Besides patients with trauma, difficulty breathing, chest pain, and cardiac related/hx...what other kinds of patients do you hook them up 12-lead to? And when would 5-lead monitoring be incorporated?
We hook tele to our CP, SOB (CHF and Resp Distress), OD, Trauma, bad GI, Stroke sx, anytime something just doesn't "feel" right. We don't have to have an order to put tele on a patient.
Our tele is only 3 leads. We do 12-lead ekg's on CP, OD, Stroke sx, Trauma, bad GI, and as ordered by the MD.
PO/IV contrast. MDs are always ordering different CTs depending on the patients presenting problem. With which CTs do you give patients PO/IV contrast to, and which CT scans require no contrast? It's been difficult in trying to anticipate this.
The only CT's we do without contrast are: Head, cervical, facial bones, and abd for stone
. The majority of our other scans are with IV contrast, and at our facility the CT Techs give the IV contrast. It's rare that we have to use oral, but if we do, the CT Techs come over to do the teaching on it, and get them started on it.
If we suspect the patient might get a scan with IV contrast then we always get a saline lock size 20g or bigger (of course when we start locks we always go for 20g or bigger anyway - if they're "sick" enough to be there, then they "need" the lock). But I'd estimate that about 95% of our patients get locks regardless...

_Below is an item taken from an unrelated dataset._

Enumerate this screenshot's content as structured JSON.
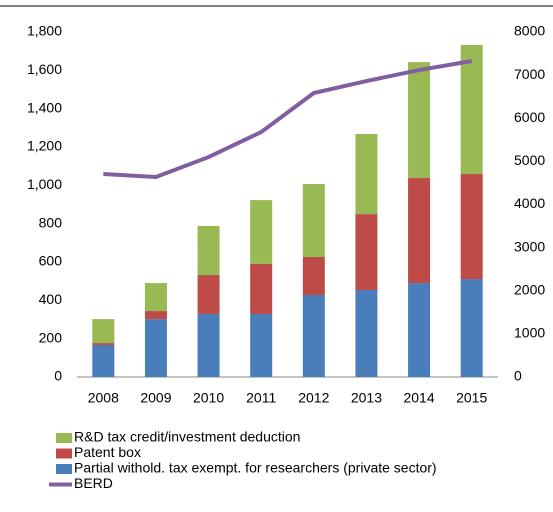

How did any of you ER nurses get better in utilizing PCTs/CNAs in delegating tasks without being rude or being seen as overdemanding?
I usually say, "Hey Fred (whatever the name is) - when you're finished with what you're currently doing, would you be able to do me a HUGE favor and do 'X' for me? Thank you."
They are very quick to pick up on rudeness or pick out what nurse is being just plain lazy (I know - I went from tech to nurse)! Most of them (but not all), have the basics down and can also anticipate what you might need on your patient so they won't be surprised by the requests.
A question to all of you. Is your ER department a learning type of environment.
Ours is a teaching hospital so we have students of all kinds at all hours. It gets kind of interesting trying to meld all these different approaches, patient needs, and helping the students (of all disciplines) get in the tasks they need to get done.